Friday, September 30, 2005

What's the Story, Ed Bradley?

I saw this post by Daily Kos diarist jbalazs, exhorting members of the DK community to contact CBS's 60 Minutes news magazine program to ask them to finally run the story (reported by Ed Bradley) on the Niger/Yellowcake Uranium/Joseph Wilson affair that was pulled last autumn, after CBS got skittish in the aftermath of Rathergate. With Judith Miller getting out of jail and subsequently testifying in front of the Fitzgerald grand jury investigating the leaking of CIA agent Valerie Plame to various news sources (by Karl Rove and Scooter Libby), the story is just as important now as it was last autumn. Here's the contact info:

EMAIL: 60m@cbsnews.com
PHONE: (212) 975-3247


You can read more about the background of this shelved story at Newsweek and this Salon article (which is hosted outside of Salon). Here are some tidbits from the latter article, as noted by jbalazs:

 
Here is the clip from the article that shows how it ties to the current Grand Jury investigation and why airing the story is so important, not only for the public, but for CBS regaining its credibility:
After the war started, in March, Wilson, shocked that the discredited Niger story had appeared in Bush's State of the Union address, wrote an opinion piece in the New York Times about the lack of evidence he found in Niger.
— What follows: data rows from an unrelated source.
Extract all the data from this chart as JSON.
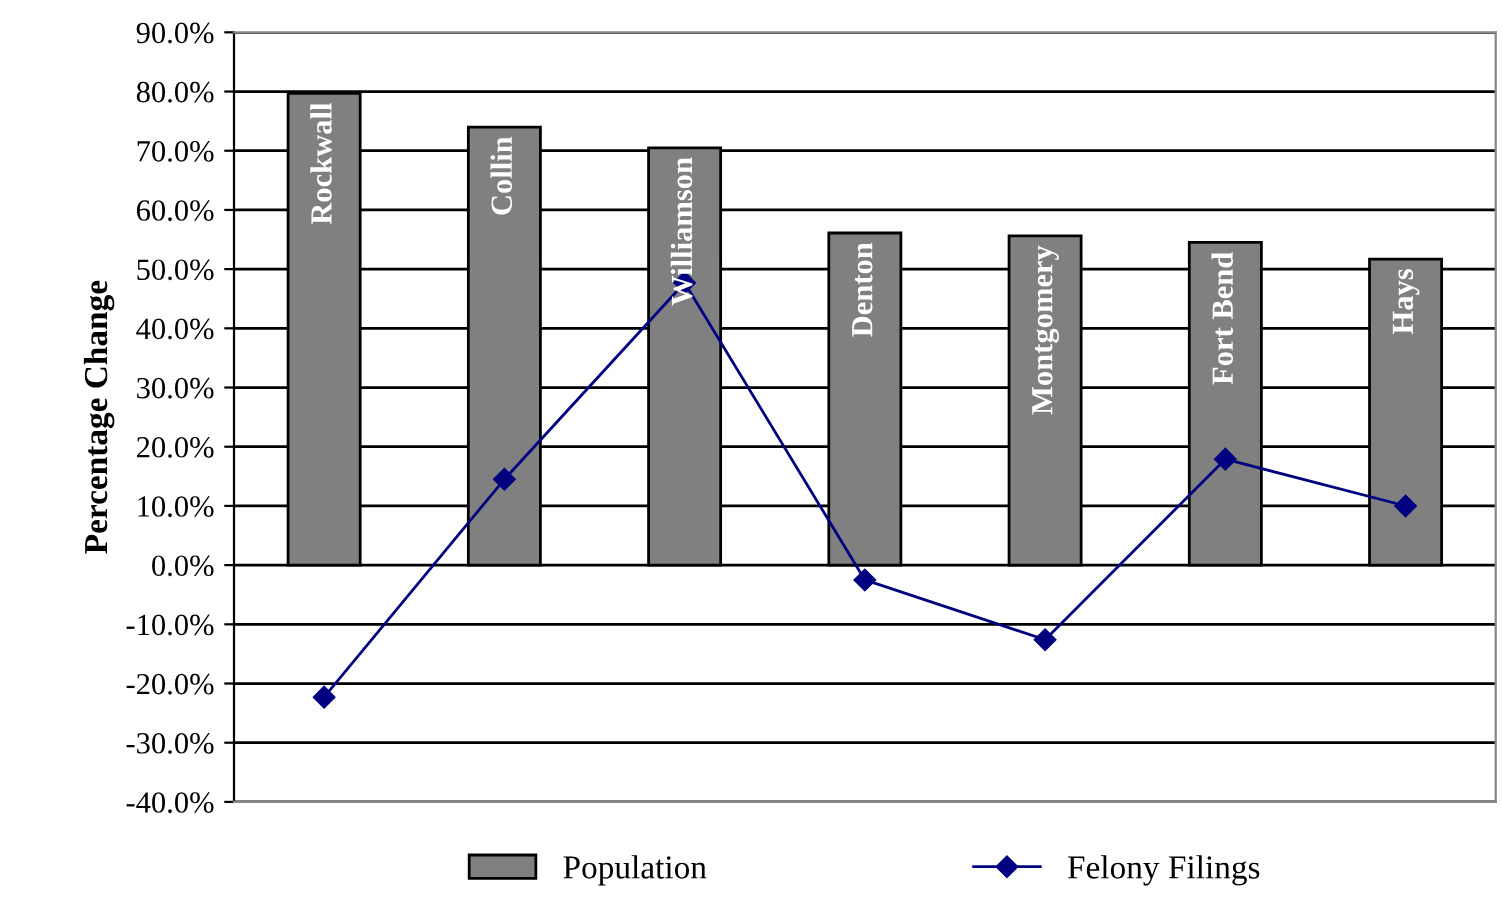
{
  "chart_data": {
    "type": "bar",
    "ylabel": "Percentage Change",
    "categories": [
      "Rockwall",
      "Collin",
      "Williamson",
      "Denton",
      "Montgomery",
      "Fort Bend",
      "Hays"
    ],
    "series": [
      {
        "name": "Population",
        "color": "#808080",
        "values": [
          79.7,
          74.0,
          70.5,
          56.1,
          55.6,
          54.5,
          51.7
        ]
      },
      {
        "name": "Felony Filings",
        "type": "line",
        "color": "#000080",
        "marker": "diamond",
        "line_style": "solid",
        "values": [
          -22.3,
          14.5,
          47.7,
          -2.5,
          -12.6,
          17.9,
          10.0
        ]
      }
    ],
    "ylim": [
      -40,
      90
    ],
    "yticks": [
      {
        "value": -40,
        "label": "-40.0%"
      },
      {
        "value": -30,
        "label": "-30.0%"
      },
      {
        "value": -20,
        "label": "-20.0%"
      },
      {
        "value": -10,
        "label": "-10.0%"
      },
      {
        "value": 0,
        "label": "0.0%"
      },
      {
        "value": 10,
        "label": "10.0%"
      },
      {
        "value": 20,
        "label": "20.0%"
      },
      {
        "value": 30,
        "label": "30.0%"
      },
      {
        "value": 40,
        "label": "40.0%"
      },
      {
        "value": 50,
        "label": "50.0%"
      },
      {
        "value": 60,
        "label": "60.0%"
      },
      {
        "value": 70,
        "label": "70.0%"
      },
      {
        "value": 80,
        "label": "80.0%"
      },
      {
        "value": 90,
        "label": "90.0%"
      }
    ],
    "grid": "y",
    "legend": "bottom"
  }
}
In retaliation and in an attempt to intimidate him and any other future critic, the segment relates, "two senior administration sources gave conservative columnist Robert Novak the name of Wilson's wife, Valerie Plame, a covert CIA agent, which he published in his column, published in the Washington Post. The act of revealing the identity of an undercover CIA operative is a federal felony against national security. The episode led to appointment of a special prosecutor. That probe continues. Lately, the prosecutor has hauled a number of journalists who may or may not have information in for questioning."

Bradley interviews Wilson, who says that he found nothing in Niger to indicate that any purchase agreement had been signed or executed. Bradley then speaks with the former director of the Department of State's intelligence bureau (intelligence and research), Greg Thielmann, who explains why he concluded that Iraq was not attempting to reconstitute its nuclear program. In March 2002, Bradley reported, the White House received Thielmann's report, entitled "Niger: Sale of Uranium Is Unlikely."